9. The apparatus according to claim 8, wherein each locator device specific second NN comprises a decoder part of an autoencoder.

10. The apparatus according to claim 8, wherein the instructions, when executed by the at least one processor, further cause the apparatus to train the at least one of the group of first NNs, the group of second NNs, or the third NN with at least a combination of loss components depending on at least one of a reconstruction loss of the channel measurement data, a time of arrival error, an angle of arrival error, or a positioning error.

11. The apparatus according to claim 8, wherein the group of second NNs and the third NN are arranged as an ensemble for the group of locator devices.

12. A method, comprising:

obtaining, by an apparatus, channel measurement data for each locator device of a group of locator devices, the channel measurement data related to radio channels between a user device and each locator device of the group of locator devices; and

estimating, by the apparatus, a position of the user device based on the obtained channel measurement data,

wherein the estimating of the position of the user device based on the obtained channel measurement data comprises:

applying, by the apparatus, a group of locator device specific first neural networks, NNs, to the obtained channel measurement data, each locator device specific first NN being configured to embed the obtained channel measurement data for a respective locator device in a respective latent space vector of latent space vectors, each latent space vector configured to represent at least time of arrival information and angle of arrival information; and

applying, by the apparatus, a third NN to the latent space vectors, the third NN being configured to estimate the position of the user device based at least on the represented time of arrival information and the represented angle of arrival information in the latent space vectors.

13. (canceled)

14. A computer program comprising instructions for causing an apparatus to perform at least the following:

obtain channel measurement data for each locator device of a group of locator devices, the channel measurement data related to radio channels between a user device and each locator device of the group of locator devices; and

estimate a position of the user device based on the obtained channel measurement data,

wherein the estimating of the position of the user device based on the obtained channel measurement data comprises:

applying a group of locator device specific first neural networks, NNs, to the obtained channel measurement data, each locator device specific first NN being configured to embed the obtained channel measurement data for a respective locator device in a respective latent space vector of latent space vectors, each latent space vector configured to represent at least time of arrival information and angle of arrival information; and

applying a third NN to the latent space vectors, the third NN being configured to estimate the position of the user device based at least on the represented time of arrival information and the represented angle of arrival information in the latent space vectors.
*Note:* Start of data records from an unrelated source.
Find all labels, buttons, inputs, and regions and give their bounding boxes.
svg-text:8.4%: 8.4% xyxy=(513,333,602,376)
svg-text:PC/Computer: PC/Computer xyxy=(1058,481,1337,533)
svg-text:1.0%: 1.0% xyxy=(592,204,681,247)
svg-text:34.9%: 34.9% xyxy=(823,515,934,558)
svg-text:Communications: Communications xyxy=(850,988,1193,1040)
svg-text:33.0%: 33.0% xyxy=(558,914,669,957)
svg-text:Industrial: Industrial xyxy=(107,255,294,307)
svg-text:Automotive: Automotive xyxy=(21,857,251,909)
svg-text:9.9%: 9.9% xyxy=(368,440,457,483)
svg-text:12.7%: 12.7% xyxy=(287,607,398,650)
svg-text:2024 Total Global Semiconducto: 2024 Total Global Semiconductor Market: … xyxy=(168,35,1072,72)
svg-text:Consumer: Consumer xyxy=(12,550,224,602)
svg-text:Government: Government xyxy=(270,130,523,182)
15. The method according to claim 12, wherein the third NN is further configured to estimate the position of the user device based on auxiliary position estimation data of the user device generated by an auxiliary position estimator.

16. The method according to claim 15, wherein the auxiliary position estimator comprises a maximum likelihood estimator.

17. The method according to claim 12, wherein each locator device specific first NN comprises an encoder part of an autoencoder.

18. The method according to claim 12, wherein the channel measurement data comprises at least one of channel state information, CSI, or a spectral transformation of the CSI.

19. The method according to claim 12, wherein the channel measurement data is based on reference signals received at the locator devices from the user device via the radio channels.

20. The method according to claim 12, wherein the locator devices comprise location measurement units, LMUs.